一番外側に大きく鷲を配置するのも1つの手です。ちなみにこれはオーストリアの紋章です。

 

ヘルメットを載せた紋章が斜めに傾いている場合もしばしばあります。理由はよく知りませんが、こういう見せ方が流行ったんでしょうか。

 

引用:三鷹の森ジブリ美術館 http://www.ghibli-museum.jp/

三鷹の森ジブリ美術館の紋章です。いままでの紋章にくらべると、絵柄が緩いどころか、エスカッシャンの分割まで緩いです。

 

イギリスより、プリンス・オブ・ウェールズの紋章です。エスカッシャンがなくても紋章として成立するというから驚きです。

 

もっと紋章を見たい場合

これまでにいくつか実際の紋章を紹介しましたが、もっと見たいという人は、「紋章」や「Coat of Arms」でGoogleの画像検索やwikipediaの検索をすると大量に出てきます。

これまでに解説したような内容から外れているものも見かけますので、かなり自由に作っていい感じがします。

以下のリンクも参考にどうぞ。

「Coat of Arms」の検索結果 – Wikipedia

国章の一覧 – Wikipedia

東京ディズニーリゾートで見つけた紋章たち

東京ディズニーランド(TDL)やディズニーシー(TDS)に行くと、タペストリーとして、壁画として、壁飾りとして、いろんな紋章が飾ってあります。

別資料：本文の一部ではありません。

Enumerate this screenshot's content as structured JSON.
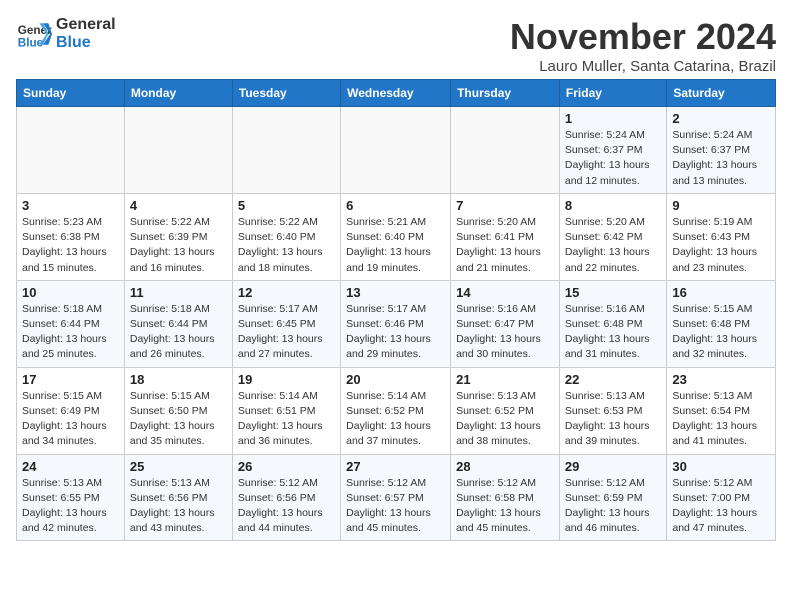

もしTDLやTDSに行く機会があれば、装飾も気にしながら歩くとさらに楽しめるかもしれません。大紋章では、TDLのキングダム・トレジャー(お土産屋)や、TDSのフォートレス・エクスプロレーションの門にあるものが、格好良い飾り方をしています。TDLのシンデレラ城にはウォルト・ディズニー家の紋章が飾ってあるのも有名です。

TDLのキングダム・トレジャーにある大紋章です。カラフルな半立体の壁飾りになっています。

 

キングダム・トレジャー店内の紋章のタペストリーです。フリンジ付のタペストー格好いいですね。

 

TDLのファンタジーランドの建物の屋根を眺めていても、紋章を見つけることが出来ます。こちらは屋根に直接ペイントしたような飾り方をしています。

 

TDSのフォートレス・エクスプロレーションの門にある大紋章です。なかなか大きいサイズで、石造りで渋く仕上がっています。

 

TDSでは紋章が描かれたタペストリーも飾られています。

 

TDSのフォートレス・エクスプロレーションに泊まっているガリレオ船にも大紋章が描かれています。これはデカい。

 

TDSのメインエントランス付近にも、紋章飾りがあります。大理石を彫った感じの飾り方をしています。